The deck appears stacked in favor of Faustus, who gets most of the play's funniest lines. It's further stacked by Reichgott's terrific performance. Wearing a four-cornered, black-velvet cap and a pointy salt-and-pepper beard, the contagiously confident Reichgott prowls the stage as if he were the 16th-century Chris Rock, hurling wicked insults at every tired convention of his day. The actor puts body English on every wisecrack and makes it zing. Why study theology? he asks Hamlet. It's only useful when you're talking to God, while you can use philosophy whenever you're talking to yourself. And, Faustus impishly adds, that's the same as talking to God.

Stebbins is nearly as good as Luther, but the actor's comic approach emphasizes the theologian's doubts rather than his confidence. Luther is so troubled by the Catholic Church's sale of indulgences, sheets of paper that promise time off in Purgatory after death, that he is considering a public attack on the practice. At the same time, he's reluctant to criticize the institution he loves. He's so conflicted that he hasn't had a bowel movement in six days, and one look at Stebbins' reddened, grimacing face beneath his bangs offers a whole new understanding of the most famous constipation in history.

For all their differences, however, Faustus and Luther are good friends--like Ted Kennedy and Orrin Hatch. They love nothing more than to meet up at the local tavern, the Bunghole, over pewter steins of beer and trade arguments and insults. Faustus even gives his pal some African drugs that unclog his colon and his writer's block at the same time. Luther writes his 95 Theses and turns them over for a first reading to his star pupil Hamlet.

The prince, who was also the first reader of Copernicus' On the Revolutions of the Celestial Spheres, finds his whole world falling apart. If you can't believe in the honesty of the Church or the centrality of Earth, what can you believe in? The stability of your family? Feldsher's Hamlet is plagued by recurring nightmares, an earnest young man who is no better at making decisions on campus than he will be later on at his castle.
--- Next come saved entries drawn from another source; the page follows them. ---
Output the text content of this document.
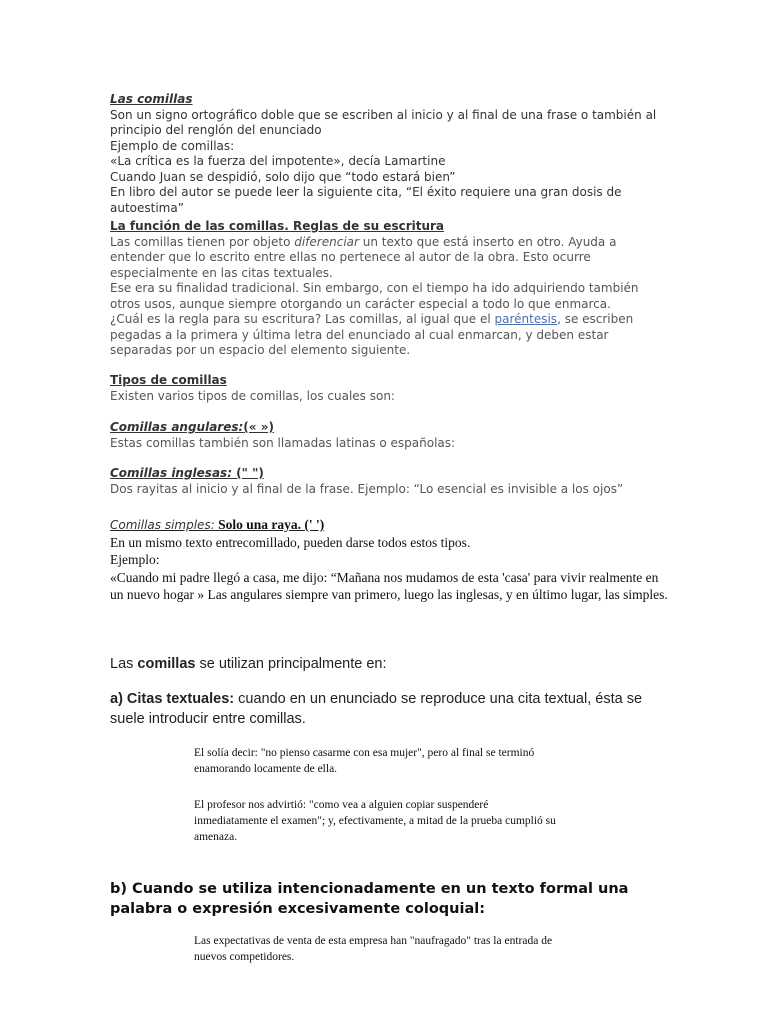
Las comillas

Son un signo ortográfico doble que se escriben al inicio y al final de una frase o también al principio del renglón del enunciado

Ejemplo de comillas:

«La crítica es la fuerza del impotente», decía Lamartine

Cuando Juan se despidió, solo dijo que “todo estará bien”

En libro del autor se puede leer la siguiente cita, “El éxito requiere una gran dosis de autoestima”

La función de las comillas. Reglas de su escritura

Las comillas tienen por objeto diferenciar un texto que está inserto en otro. Ayuda a entender que lo escrito entre ellas no pertenece al autor de la obra. Esto ocurre especialmente en las citas textuales.

Ese era su finalidad tradicional. Sin embargo, con el tiempo ha ido adquiriendo también otros usos, aunque siempre otorgando un carácter especial a todo lo que enmarca.

¿Cuál es la regla para su escritura? Las comillas, al igual que el paréntesis, se escriben pegadas a la primera y última letra del enunciado al cual enmarcan, y deben estar separadas por un espacio del elemento siguiente.

Tipos de comillas

Existen varios tipos de comillas, los cuales son:

Comillas angulares:(« »)

Estas comillas también son llamadas latinas o españolas:

Comillas inglesas: (" ")

Dos rayitas al inicio y al final de la frase. Ejemplo: “Lo esencial es invisible a los ojos”

Comillas simples: Solo una raya. (' ')

En un mismo texto entrecomillado, pueden darse todos estos tipos.

Ejemplo:

«Cuando mi padre llegó a casa, me dijo: “Mañana nos mudamos de esta 'casa' para vivir realmente en un nuevo hogar » Las angulares siempre van primero, luego las inglesas, y en último lugar, las simples.

Las comillas se utilizan principalmente en:

a) Citas textuales: cuando en un enunciado se reproduce una cita textual, ésta se suele introducir entre comillas.

El solía decir: "no pienso casarme con esa mujer", pero al final se terminó enamorando locamente de ella.
El profesor nos advirtió: "como vea a alguien copiar suspenderé inmediatamente el examen"; y, efectivamente, a mitad de la prueba cumplió su amenaza.
b) Cuando se utiliza intencionadamente en un texto formal una palabra o expresión excesivamente coloquial:
Las expectativas de venta de esta empresa han "naufragado" tras la entrada de nuevos competidores.
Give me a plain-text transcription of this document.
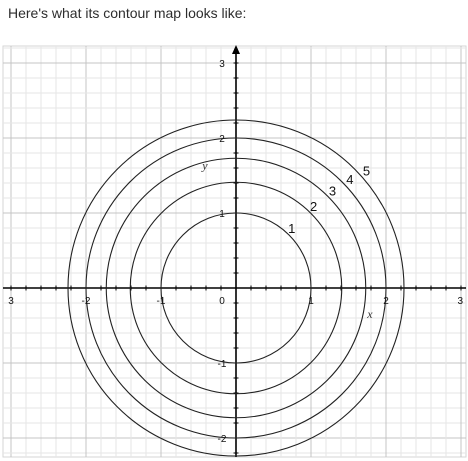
Here's what its contour map looks like:

1
2
3
4
5
3	-2	-1	0	1	2	3
3
2
1
-1
-2
x
y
The final member of the cast, the spirited Emily Clare Zempel, plays all the female fantasies of these three men: the lusty waitress, the cunning courtesan, and the Blessed Virgin Mary. When Luther reads from the Song of Songs in church, the silhouettes of Zempel and Reichgott behind a curtain act out a very bawdy interpretation of the text. This is just one of the deft touches that director Tony Tsendeas brings to the production--there's also a slow-motion tennis match between Hamlet and Laertes and Faustus' ukulele-backed singing at the local coffeehouse.

Wittenberg proves every bit as amusing as Rosencrantz and Guildenstern, but Davalos' play lacks gravitas. It never convinces us that much is at stake in its philosophical jokes and games, and is missing the undertow of dread that lends weight to Stoppard's best-known work. There's no shame in that. Stoppard himself has had trouble matching his early achievement.